I don’t get why people think IPFS is only a volunteer thing. The same way bitcoin quickly evolved from people mining on laptops to professionally run datacenters, so to will providing resources for IPFS.

Filecoin will allow people to monetize making content on IPFS available, with the ability to prove the content meets certain availability guarantees via smart contracts.

Making content available via IPFS will become the new way to mine cryptocurrency.

It’s all in the white paper: https://filecoin.io/filecoin.pdf

zaarn · on Feb 23, 2018

IPFS will still be a volunteer thing. Filecoin merely allows you to pay volunteers for specific pieces of data.

But there are other protocols incoming too, like Swarm for Ethereum, Storj, etc. Some of them already available just like IPFS.

I doubt IPFS will automatically win this because it was the first to make a glorified BitTorrent client available via HTTP.

alwillis · on Feb 23, 2018

But there are other protocols incoming too, like Swarm for Ethereum, Storj, etc. Some of them already available just like IPFS.

Not an apples-to-apples comparison—IPFS is the only one that’s an offline first, peer-to-peer, distributed versioned file system. Swarm is interesting but it’s for small storage for smart contracts; it’s not a general purpose, low-cost storage option for storing terabytes of data. You’re not going to take a snapshot of Wikipedia on it, for example: https://ipfs.io/blog/24-uncensorable-wikipedia/

I doubt IPFS will automatically win this because it was the first to make a glorified BitTorrent client available via HTTP.

This statement doesn’t make sense—IPFS is designed to replace HTTP, not run on top of it. While it shares some similarities to BitTorrent like using a DHT for content addressing, it’s really a different thing.

They didn’t raise $257 million from their ICO and VCs to pay volunteers using consumer-grade equipment; they’re clearing looking to disrupt the cloud storage market: https://www.coindesk.com/257-million-filecoin-breaks-time-re...

zaarn · on Feb 26, 2018

>Swarm is interesting but it’s for small storage for smart contracts; it’s not a general purpose, low-cost storage option for storing terabytes of data.

Swarm is intended to do exactly that.

IPFS, atm, does not store terabytes of data. If I were to just dump in my data, it would be unusable within the hour as there is no incentive for nodes to keep those terabytes active and around.

> You’re not going to take a snapshot of Wikipedia on it, for example: https://ipfs.io/blog/24-uncensorable-wikipedia/

Swarm already hosts static websites, snapshots of wikipedia are feasible.

>IPFS is designed to replace HTTP, not run on top of it. While it shares some similarities to BitTorrent like using a DHT for content addressing, it’s really a different thing.

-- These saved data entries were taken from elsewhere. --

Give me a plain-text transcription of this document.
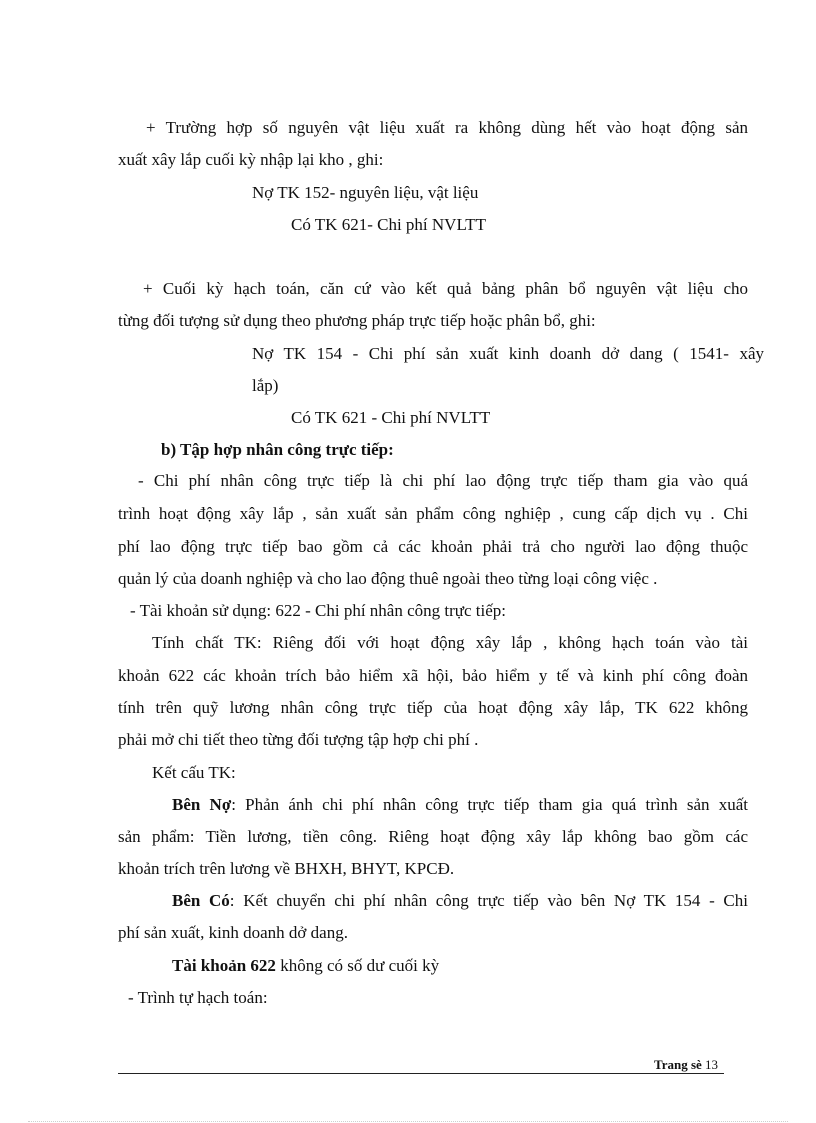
+ Trường hợp số nguyên vật liệu xuất ra không dùng hết vào hoạt động sản
xuất xây lắp cuối kỳ nhập lại kho , ghi:
Nợ TK 152- nguyên liệu, vật liệu
Có TK 621- Chi phí NVLTT
+ Cuối kỳ hạch toán, căn cứ vào kết quả bảng phân bổ nguyên vật liệu cho
từng đối tượng sử dụng theo phương pháp trực tiếp hoặc phân bổ, ghi:
Nợ TK 154 - Chi phí sản xuất kinh doanh dở dang ( 1541- xây
lắp)
Có TK 621 - Chi phí NVLTT
b) Tập hợp nhân công trực tiếp:
- Chi phí nhân công trực tiếp là chi phí lao động trực tiếp tham gia vào quá
trình hoạt động xây lắp , sản xuất sản phẩm công nghiệp , cung cấp dịch vụ . Chi
phí lao động trực tiếp bao gồm cả các khoản phải trả cho người lao động thuộc
quản lý của doanh nghiệp và cho lao động thuê ngoài theo từng loại công việc .
- Tài khoản sử dụng: 622 - Chi phí nhân công trực tiếp:
Tính chất TK: Riêng đối với hoạt động xây lắp , không hạch toán vào tài
khoản 622 các khoản trích bảo hiểm xã hội, bảo hiểm y tế và kinh phí công đoàn
tính trên quỹ lương nhân công trực tiếp của hoạt động xây lắp, TK 622 không
phải mở chi tiết theo từng đối tượng tập hợp chi phí .
Kết cấu TK:
Bên Nợ: Phản ánh chi phí nhân công trực tiếp tham gia quá trình sản xuất
sản phẩm: Tiền lương, tiền công. Riêng hoạt động xây lắp không bao gồm các
khoản trích trên lương về BHXH, BHYT, KPCĐ.
Bên Có: Kết chuyển chi phí nhân công trực tiếp vào bên Nợ TK 154 - Chi
phí sản xuất, kinh doanh dở dang.
Tài khoản 622 không có số dư cuối kỳ
- Trình tự hạch toán:
Trang sè 13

IPFS does not address dynamic content properly, IPNS is way to slow to allow websites on the scale of google to operate sensible. I doubt IPNS could handle a decently sized subreddit in terms of activity.

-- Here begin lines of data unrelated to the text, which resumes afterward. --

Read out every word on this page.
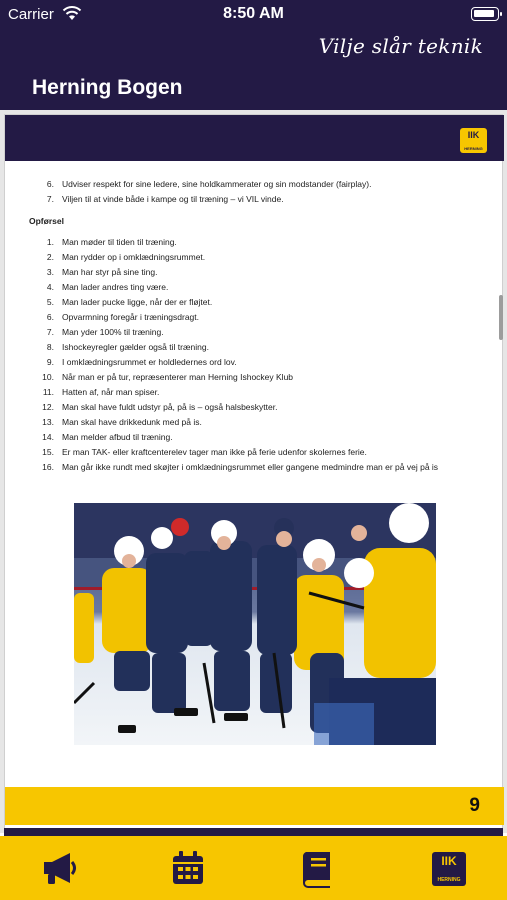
Carrier	8:50 AM
Vilje slår teknik
Herning Bogen
IIK
HERNING
6. Udviser respekt for sine ledere, sine holdkammerater og sin modstander (fairplay).
7. Viljen til at vinde både i kampe og til træning – vi VIL vinde.
Opførsel
1. Man møder til tiden til træning.
2. Man rydder op i omklædningsrummet.
3. Man har styr på sine ting.
4. Man lader andres ting være.
5. Man lader pucke ligge, når der er fløjtet.
6. Opvarmning foregår i træningsdragt.
7. Man yder 100% til træning.
8. Ishockeyregler gælder også til træning.
9. I omklædningsrummet er holdledernes ord lov.
10. Når man er på tur, repræsenterer man Herning Ishockey Klub
11. Hatten af, når man spiser.
12. Man skal have fuldt udstyr på, på is – også halsbeskytter.
13. Man skal have drikkedunk med på is.
14. Man melder afbud til træning.
15. Er man TAK- eller kraftcenterelev tager man ikke på ferie udenfor skolernes ferie.
16. Man går ikke rundt med skøjter i omklædningsrummet eller gangene medmindre man er på vej på is
9
IIK
HERNING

IPFS is unlikely to replace HTTP since both protocols address different problems. However, as it is usable today, IPFS is little more than a cache that can store some data for a bit until nobody is interested in it.

>They didn’t raise $257 million from their ICO and VCs to pay volunteers using consumer-grade equipment; they’re clearing looking to disrupt the cloud storage market: https://www.coindesk.com/257-million-filecoin-breaks-time-re....

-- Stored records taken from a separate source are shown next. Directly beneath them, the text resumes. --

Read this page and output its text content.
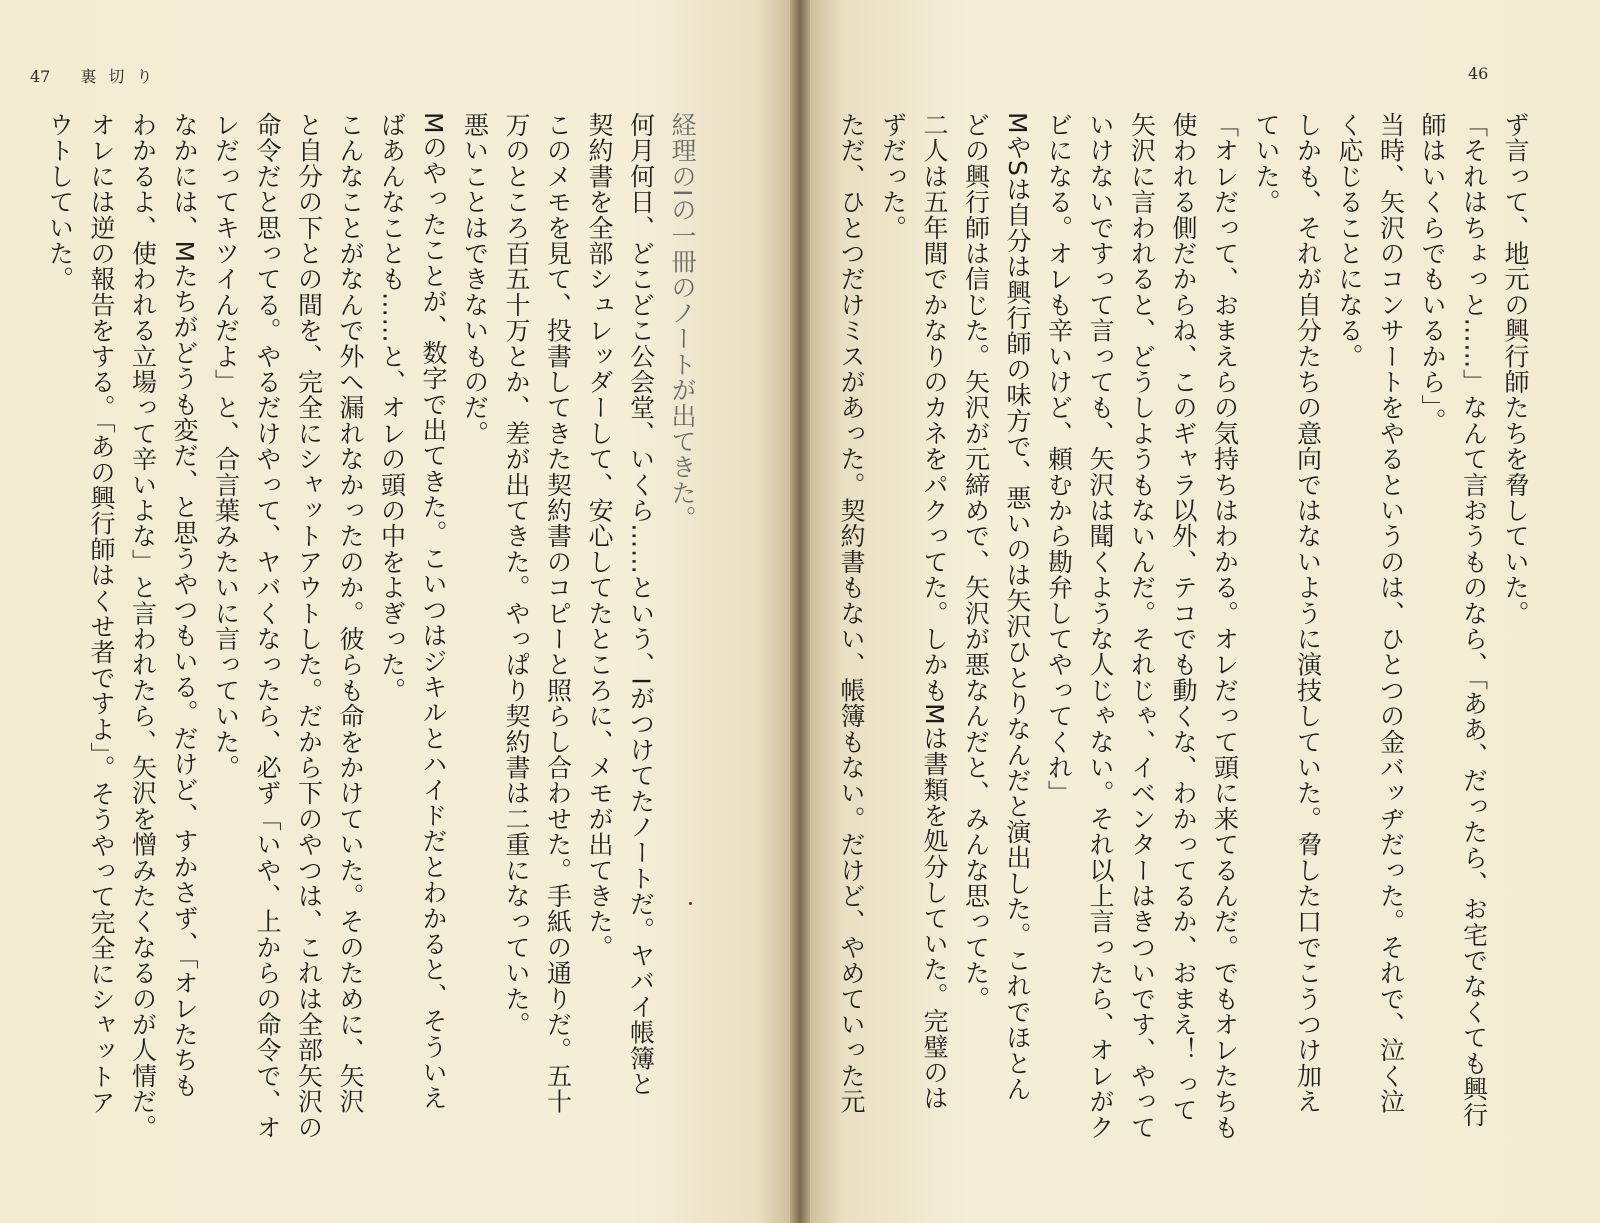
47 裏切り	46
ず言って、地元の興行師たちを脅していた。
「それはちょっと……」なんて言おうものなら、「ああ、だったら、お宅でなくても興行
師はいくらでもいるから」。
当時、矢沢のコンサートをやるというのは、ひとつの金バッヂだった。それで、泣く泣
く応じることになる。
しかも、それが自分たちの意向ではないように演技していた。脅した口でこうつけ加え
ていた。
「オレだって、おまえらの気持ちはわかる。オレだって頭に来てるんだ。でもオレたちも
使われる側だからね、このギャラ以外、テコでも動くな、わかってるか、おまえ！ って
矢沢に言われると、どうしようもないんだ。それじゃ、イベンターはきついです、やって
いけないですって言っても、矢沢は聞くような人じゃない。それ以上言ったら、オレがク
ビになる。オレも辛いけど、頼むから勘弁してやってくれ」
MやSは自分は興行師の味方で、悪いのは矢沢ひとりなんだと演出した。これでほとん
どの興行師は信じた。矢沢が元締めで、矢沢が悪なんだと、みんな思ってた。
二人は五年間でかなりのカネをパクってた。しかもMは書類を処分していた。完璧のは
ずだった。
ただ、ひとつだけミスがあった。契約書もない、帳簿もない。だけど、やめていった元
経理のIの一冊のノートが出てきた。
何月何日、どこどこ公会堂、いくら……という、Iがつけてたノートだ。ヤバイ帳簿と
契約書を全部シュレッダーして、安心してたところに、メモが出てきた。
このメモを見て、投書してきた契約書のコピーと照らし合わせた。手紙の通りだ。五十
万のところ百五十万とか、差が出てきた。やっぱり契約書は二重になっていた。
悪いことはできないものだ。
Mのやったことが、数字で出てきた。こいつはジキルとハイドだとわかると、そういえ
ばあんなことも……と、オレの頭の中をよぎった。
こんなことがなんで外へ漏れなかったのか。彼らも命をかけていた。そのために、矢沢
と自分の下との間を、完全にシャットアウトした。だから下のやつは、これは全部矢沢の
命令だと思ってる。やるだけやって、ヤバくなったら、必ず「いや、上からの命令で、オ
レだってキツイんだよ」と、合言葉みたいに言っていた。
なかには、Mたちがどうも変だ、と思うやつもいる。だけど、すかさず、「オレたちも
わかるよ、使われる立場って辛いよな」と言われたら、矢沢を憎みたくなるのが人情だ。
オレには逆の報告をする。「あの興行師はくせ者ですよ」。そうやって完全にシャットア
ウトしていた。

Last I recall, Filecoin is not IPFS, it merely works on top of IPFS. You may revie your argument and replace every occurence of "IPFS" with "Filecoin", in which case it would still compete with Swarm, Storj, etc.

vog · on Feb 23, 2018

> I doubt IPFS will automatically win this because it was the first to make a glorified BitTorrent client available via HTTP.

This may be true.

On the other hand, I wouldn't be surprised if IPFS would win for exactly that reason.

amelius · on Feb 23, 2018

Computing and storage capabilities can grow (practically) without limits.

Human information consumption, however, has limits.

Therefore, I don't see the problem.

agumonkey · on Feb 23, 2018

I wonder if archive.org analyses the data to see what's "useless" or not

_lhlo · on Feb 23, 2018

Yeah, duh.

I don't think the internet was ever supposed to be forever. Sometimes it looks like it's forever because people copy content from one public place to the other but this behavior is not inevitable.